Leafy Greens Key to Gut Health
Author: Walter and Eliza Hall Institute : Contact: wehi.edu.au
How bacteria feed on a sugar molecule found in leafy green vegetables may be key to how good bacteria protect the gut and promote good health.
A critical discovery about how bacteria feed on an unusual sugar molecule found in leafy green vegetables could hold the key to explaining how 'good' bacteria protect our gut and promote health.
Dark green vegetables are defined as a subgroup of the vegetable food group, one of five main food groups established by the U.S. Department of Agriculture to promote healthy eating. Leaf vegetables, also called potherbs, greens, vegetable greens, leafy greens, or salad greens, are defined as plant leaves eaten as a vegetable. Although they come from a wide variety of plants, most share a great deal with other leaf vegetables in nutrition and cooking methods.
The finding suggests that leafy greens are essential for feeding good gut bacteria, limiting the ability of bad bacteria to colonise the gut by shutting them out of the prime 'real estate'.
Researchers from Melbourne and the UK identified a previously unknown enzyme used by bacteria, fungi and other organisms to feed on the unusual but abundant sugar sulfoquinovose - SQ for short - found in green vegetables.
Each year, leafy green vegetables - such as spinach - produce the sugar on an enormous scale globally, comparable to the world's total annual iron ore production.
The research, published in the journal Nature Chemical Biology, was led by Dr Ethan Goddard-Borger from the Walter and Eliza Hall Institute, Professor Spencer Williams from the Bio21 Institute and University of Melbourne, and Professor Gideon Davies from the University of York, UK.

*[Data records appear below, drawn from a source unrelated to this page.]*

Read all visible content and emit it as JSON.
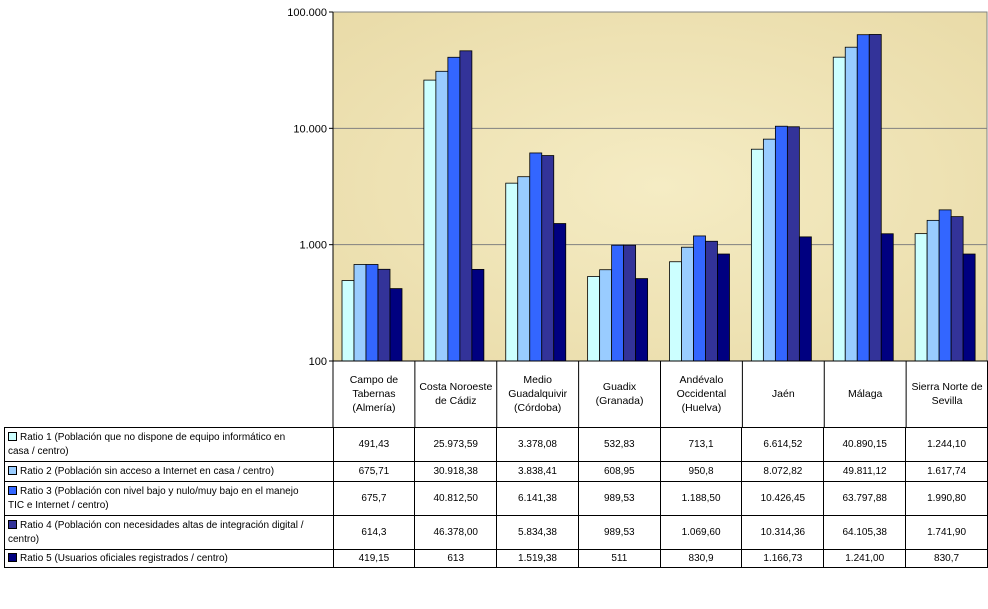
{
  "chart_data": {
    "type": "bar",
    "scale": "log",
    "ylim": [
      100,
      100000
    ],
    "yticks": [
      {
        "value": 100,
        "label": "100"
      },
      {
        "value": 1000,
        "label": "1.000"
      },
      {
        "value": 10000,
        "label": "10.000"
      },
      {
        "value": 100000,
        "label": "100.000"
      }
    ],
    "grid": true,
    "categories": [
      "Campo de Tabernas (Almería)",
      "Costa Noroeste de Cádiz",
      "Medio Guadalquivir (Córdoba)",
      "Guadix (Granada)",
      "Andévalo Occidental (Huelva)",
      "Jaén",
      "Málaga",
      "Sierra Norte de Sevilla"
    ],
    "category_lines": [
      [
        "Campo de",
        "Tabernas",
        "(Almería)"
      ],
      [
        "Costa Noroeste",
        "de Cádiz"
      ],
      [
        "Medio",
        "Guadalquivir",
        "(Córdoba)"
      ],
      [
        "Guadix",
        "(Granada)"
      ],
      [
        "Andévalo",
        "Occidental",
        "(Huelva)"
      ],
      [
        "Jaén"
      ],
      [
        "Málaga"
      ],
      [
        "Sierra Norte de",
        "Sevilla"
      ]
    ],
    "series": [
      {
        "name": "Ratio 1 (Población que no dispone de equipo informático en casa / centro)",
        "name_lines": [
          "Ratio 1 (Población que no dispone de equipo informático en",
          "casa / centro)"
        ],
        "color": "#ccffff",
        "values": [
          491.43,
          25973.59,
          3378.08,
          532.83,
          713.1,
          6614.52,
          40890.15,
          1244.1
        ],
        "labels": [
          "491,43",
          "25.973,59",
          "3.378,08",
          "532,83",
          "713,1",
          "6.614,52",
          "40.890,15",
          "1.244,10"
        ]
      },
      {
        "name": "Ratio 2 (Población sin acceso a Internet en casa / centro)",
        "name_lines": [
          "Ratio 2 (Población sin acceso a Internet en casa / centro)"
        ],
        "color": "#99ccff",
        "values": [
          675.71,
          30918.38,
          3838.41,
          608.95,
          950.8,
          8072.82,
          49811.12,
          1617.74
        ],
        "labels": [
          "675,71",
          "30.918,38",
          "3.838,41",
          "608,95",
          "950,8",
          "8.072,82",
          "49.811,12",
          "1.617,74"
        ]
      },
      {
        "name": "Ratio 3 (Población con nivel bajo y nulo/muy bajo en el manejo TIC e Internet / centro)",
        "name_lines": [
          "Ratio 3 (Población con nivel bajo y nulo/muy bajo en el manejo",
          "TIC e Internet / centro)"
        ],
        "color": "#3366ff",
        "values": [
          675.7,
          40812.5,
          6141.38,
          989.53,
          1188.5,
          10426.45,
          63797.88,
          1990.8
        ],
        "labels": [
          "675,7",
          "40.812,50",
          "6.141,38",
          "989,53",
          "1.188,50",
          "10.426,45",
          "63.797,88",
          "1.990,80"
        ]
      },
      {
        "name": "Ratio 4 (Población con necesidades altas de integración digital / centro)",
        "name_lines": [
          "Ratio 4 (Población con necesidades altas de integración digital /",
          "centro)"
        ],
        "color": "#333399",
        "values": [
          614.3,
          46378.0,
          5834.38,
          989.53,
          1069.6,
          10314.36,
          64105.38,
          1741.9
        ],
        "labels": [
          "614,3",
          "46.378,00",
          "5.834,38",
          "989,53",
          "1.069,60",
          "10.314,36",
          "64.105,38",
          "1.741,90"
        ]
      },
      {
        "name": "Ratio 5 (Usuarios oficiales registrados / centro)",
        "name_lines": [
          "Ratio 5 (Usuarios oficiales registrados / centro)"
        ],
        "color": "#000080",
        "values": [
          419.15,
          613,
          1519.38,
          511,
          830.9,
          1166.73,
          1241.0,
          830.7
        ],
        "labels": [
          "419,15",
          "613",
          "1.519,38",
          "511",
          "830,9",
          "1.166,73",
          "1.241,00",
          "830,7"
        ]
      }
    ],
    "plot_background": "#f5ecc4",
    "plot_background_edge": "#e9dba8"
  }
}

A critical discovery about how bacteria feed on an unusual sugar molecule found in leafy green vegetables could hold the key to explaining how 'good' bacteria protect our gut and promote health. The finding suggests that leafy greens are essential for feeding good gut bacteria, limiting the ability of bad bacteria to colonize the gut by shutting them out of the prime 'real estate.' Dr. Ethan Goddard-Borger (right) from Melbourne's Walter and Eliza Hall Institute and Professor Spencer Williams from Melbourne's Bio21 Institute, identified a previously unknown enzyme used by bacteria, fungi and other organisms to feed on the unusual but abundant sugar sulfoquinovose - SQ for short - found in green vegetables - Picture Credit: Walter and Eliza Hall Institute
Dr Goddard-Borger said the discovery could be exploited to cultivate the growth of 'good' gut bacteria. "Every time we eat leafy green vegetables we consume significant amounts of SQ sugars, which are used as an energy source by good gut bacteria," he said.

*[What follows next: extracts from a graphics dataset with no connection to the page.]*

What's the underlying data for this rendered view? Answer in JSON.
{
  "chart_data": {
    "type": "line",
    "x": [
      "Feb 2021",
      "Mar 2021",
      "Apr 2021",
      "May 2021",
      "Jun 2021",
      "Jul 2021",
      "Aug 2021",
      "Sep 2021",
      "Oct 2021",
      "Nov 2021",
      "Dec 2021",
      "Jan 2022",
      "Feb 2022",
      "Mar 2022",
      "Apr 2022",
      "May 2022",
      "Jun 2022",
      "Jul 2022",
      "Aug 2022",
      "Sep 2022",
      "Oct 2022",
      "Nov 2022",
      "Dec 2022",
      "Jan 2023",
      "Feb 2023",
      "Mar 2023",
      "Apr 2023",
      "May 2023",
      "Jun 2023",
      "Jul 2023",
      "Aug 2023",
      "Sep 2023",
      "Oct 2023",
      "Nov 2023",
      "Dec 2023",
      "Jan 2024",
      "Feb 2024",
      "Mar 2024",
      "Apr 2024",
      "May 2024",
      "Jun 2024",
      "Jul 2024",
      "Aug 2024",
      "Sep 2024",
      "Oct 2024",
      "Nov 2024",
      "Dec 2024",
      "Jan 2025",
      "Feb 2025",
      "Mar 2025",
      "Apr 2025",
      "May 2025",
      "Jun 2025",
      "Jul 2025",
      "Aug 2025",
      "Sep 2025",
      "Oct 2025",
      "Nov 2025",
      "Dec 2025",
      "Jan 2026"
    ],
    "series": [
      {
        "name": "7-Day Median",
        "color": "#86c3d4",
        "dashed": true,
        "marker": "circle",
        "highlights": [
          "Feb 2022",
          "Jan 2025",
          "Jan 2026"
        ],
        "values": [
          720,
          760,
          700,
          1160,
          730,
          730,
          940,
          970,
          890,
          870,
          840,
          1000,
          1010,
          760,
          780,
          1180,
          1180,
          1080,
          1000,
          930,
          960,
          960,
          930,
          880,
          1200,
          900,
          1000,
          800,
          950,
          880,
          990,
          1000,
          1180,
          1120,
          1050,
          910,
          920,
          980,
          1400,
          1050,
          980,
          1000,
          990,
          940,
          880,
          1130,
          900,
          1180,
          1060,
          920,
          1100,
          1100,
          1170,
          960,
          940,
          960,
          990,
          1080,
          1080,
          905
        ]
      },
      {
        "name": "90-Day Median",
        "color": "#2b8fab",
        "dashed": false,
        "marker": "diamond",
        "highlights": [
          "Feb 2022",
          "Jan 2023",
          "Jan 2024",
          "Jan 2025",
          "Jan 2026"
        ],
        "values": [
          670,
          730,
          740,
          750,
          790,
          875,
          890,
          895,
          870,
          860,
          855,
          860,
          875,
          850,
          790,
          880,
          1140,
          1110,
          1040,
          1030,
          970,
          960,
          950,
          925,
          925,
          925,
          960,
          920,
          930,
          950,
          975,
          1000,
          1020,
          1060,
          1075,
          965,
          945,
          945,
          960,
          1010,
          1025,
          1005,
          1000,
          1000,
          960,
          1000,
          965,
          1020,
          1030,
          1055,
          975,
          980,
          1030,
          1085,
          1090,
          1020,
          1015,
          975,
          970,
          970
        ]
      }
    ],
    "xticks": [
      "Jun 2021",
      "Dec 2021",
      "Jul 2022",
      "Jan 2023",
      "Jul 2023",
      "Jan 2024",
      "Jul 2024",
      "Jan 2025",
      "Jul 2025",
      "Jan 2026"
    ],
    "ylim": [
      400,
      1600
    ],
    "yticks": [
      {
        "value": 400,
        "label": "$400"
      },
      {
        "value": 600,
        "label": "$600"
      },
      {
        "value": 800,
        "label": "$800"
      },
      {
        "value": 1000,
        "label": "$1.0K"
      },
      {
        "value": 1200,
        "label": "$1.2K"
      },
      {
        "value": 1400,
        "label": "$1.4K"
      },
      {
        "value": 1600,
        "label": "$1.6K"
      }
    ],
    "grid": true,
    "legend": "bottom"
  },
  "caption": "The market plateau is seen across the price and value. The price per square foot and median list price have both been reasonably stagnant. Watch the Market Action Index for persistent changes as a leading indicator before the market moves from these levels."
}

"Bacteria in the gut, such as crucial protective strains of E. coli, use SQ as a source of energy. E. coli provides a protective barrier that prevents growth and colonisation by bad bacteria, because the good bugs are taking up all the habitable real estate," Dr Goddard-Borger said.
"E. coli is a key bacterial coloniser needed by our gut. We speculate that consumption of this specific molecule within leafy greens will prove to be an important factor in improving and maintaining healthy gut bacteria and good digestive health."
Professor Williams said the team had revealed how bacteria extract the sugar from plants in order to fuel their growth. "We discovered the enzyme YihQ, which is used by bacteria to absorb and metabolise these sulfur-containing sugars as food," he said.
"Sulfur is critical for building proteins, the essential components of all living organisms. SQ is the only sugar molecule which contains sulfur, and 'digestion' of the molecule by bacteria releases sulfur into the environment, where it re-enters the global 'sulfur cycle' to be reused by other organisms."
Professor Williams said that the pathway was unusual, but abundant in biological organisms.
"This work answers a 50-year mystery that has surrounded how sulfur - an element essential for life on Earth - was used and recycled by living organisms," he said. "What is remarkable is that the YihQ enzyme was hiding in plain sight and is produced by the humble bacterium E. coli, present in nearly every biologist's laboratory."
The discovery also provides crucial insights that may one day be exploited to develop an entirely new class of antibiotics, Dr Goddard-Borger said. "New antimicrobial strategies are desperately needed as more and more bacteria acquire resistance to existing classes of antibiotics."
"We think it will be possible to use these widespread enzymes to enable highly specific delivery of antibiotics to harmful forms of E. coli and other pathogens, such as Salmonella, responsible for food poisoning, while leaving the good gut bacteria untouched."
The research was supported by the National Health and Medical Research Council, Australian Research Council, Ramaciotti Foundation, veski, the Victorian Government Operational Infrastructure Support Program, UK Biotechnology and Biological Sciences Research Council and the European Research Council.